Was kommt dabei heraus, wenn das ZDF eine Musical-Gala mit Volksmusik-Moderatorin Carmen Nebel auf die Beine stellt? Leider das, was viele befürchtet haben.

„Dürfte ich nochmal die Katze beißen?“ Thomas Borchert alias Graf Krolock brachte das Wirrwarr auf den Punkt. „Die größten Musicalhits – Top 50“ versprach das ZDF seinen Zuschauern, doch das präsentierte Ergebnis war eher ein Musical-Sammelsurium als ein ernst zu nehmendes Ranking. Eine Online-Abstimmung sollte Aufschluss geben über die liebsten Musicalsongs der Deutschen und sicherheitshalber hatte sich das ZDF gleich mit dem Branchenprimus Stage Holding zusammen getan und sich deren Hamburger Neue Flora als Aufzeichnungsstätte gesichert.

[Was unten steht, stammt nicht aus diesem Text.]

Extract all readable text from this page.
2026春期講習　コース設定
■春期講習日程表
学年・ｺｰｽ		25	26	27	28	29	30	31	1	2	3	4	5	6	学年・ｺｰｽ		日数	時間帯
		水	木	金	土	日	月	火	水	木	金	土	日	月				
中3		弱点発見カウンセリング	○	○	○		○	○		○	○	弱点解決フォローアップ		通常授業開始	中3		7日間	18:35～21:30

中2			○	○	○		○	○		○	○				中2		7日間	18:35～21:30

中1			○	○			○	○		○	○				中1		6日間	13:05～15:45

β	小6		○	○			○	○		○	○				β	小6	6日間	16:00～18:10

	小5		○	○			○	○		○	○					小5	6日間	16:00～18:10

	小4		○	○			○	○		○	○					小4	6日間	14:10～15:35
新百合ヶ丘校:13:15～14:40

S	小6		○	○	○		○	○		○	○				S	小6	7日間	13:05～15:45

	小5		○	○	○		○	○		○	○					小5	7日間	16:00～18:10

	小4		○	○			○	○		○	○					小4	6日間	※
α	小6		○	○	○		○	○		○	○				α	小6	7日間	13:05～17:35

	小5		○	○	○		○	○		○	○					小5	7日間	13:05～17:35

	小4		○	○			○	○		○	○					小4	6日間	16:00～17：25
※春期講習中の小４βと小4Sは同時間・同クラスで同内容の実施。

Auf dieser normalerweise den „Tanz der Vampire“-Blutsaugern vorbehaltenen Bühne hangelte sich Carmen Nebel durch sichtbar zusammengekürzte Moderationen und eine Top-50-Liste voller Merkwürdigkeiten. Weder in absoluten Zahlen noch in Prozentwerten wurden die Abstimmungsergebnisse bekannt gegeben, lediglich ein „Countdown“ wurde präsentiert. Von Platz 50 (Lady Marmelade, „Moulin Rouge“) bis Platz 1 (Totale Finsternis, „Tanz der Vampire“) fand sich eine Bandbreite verschiedenster Musical-, Film- und Zeichentrickfilmsongs, deren Auswahl und Platzierung reichhaltigen Raum für Spekulationen ließ.

Fanden sich auf den hinteren Plätzen noch Musical-Klassiker á la „My fair Lady“ (Platz 44) oder „Hair“ (Platz 30), so wurden die ersten 20 Plätze beinahe komplett von Stücken aus dem Stage Holding/Stella-Fundus dominiert. Überraschend vor allem die Nichtberücksichtigung jeglicher dramatischer Chor- und Ensemblenummern (Ausnahme: „Ewiger Kreis“, König der Löwen) und die krude Mischung aus Einspielfilmchen verschiedenster Qualität. Da standen verrauschte 40er-Jahre Aufnahmen neben musicalfernen Schnipseln von Abba- und Queen-Auftritten, Soundtrack-Videos (kurios: Céline Dions Frisur im Pudellook) neben Ausschnitten aus TV-Promotionauftritten (Uwe Kröger als jugendlicher GI). Dies alles in einer willkürlichen Melange aus deutschen und englischen Versionen und im handlichen 30 Sekunden-Trailer-Takt.

Unterbrochen wurde dieser Reigen von immer wieder eingestreuten, in der Auswahl ebenso kaum nachvollziehbaren Live-Auftritten auf der Flora-Bühne. Warum ein nicht näher zuzuordnendes „Hair“-Ensemble ein uninspiriertes „Good Morning Starshine“ (Platz 43) zu Vollplayback zum besten geben musste, statt mit „Aquarius“ (Platz 30) einen der Hits des Musicals zu präsentieren, blieb ebenso ungeklärt wie die Frage, ob sich Uwe Kröger mit einem zwar immerhin live gesungenen, aber stimmlich und interpretatorisch eher fragwürdigen „New York, New York“ (Platz 32) wirklich einen Gefallen getan hat. Erfrischend dagegen der erkennbar ebenso live präsentierte „Time Warp“ (Platz 27) einer Rocky-Horror-Tourneeproduktion und der zumindest farbenfrohe Auftritt der „Dancing Queen“ Caroline Fortenbacher (Platz 15, leider auch im Vollplayback).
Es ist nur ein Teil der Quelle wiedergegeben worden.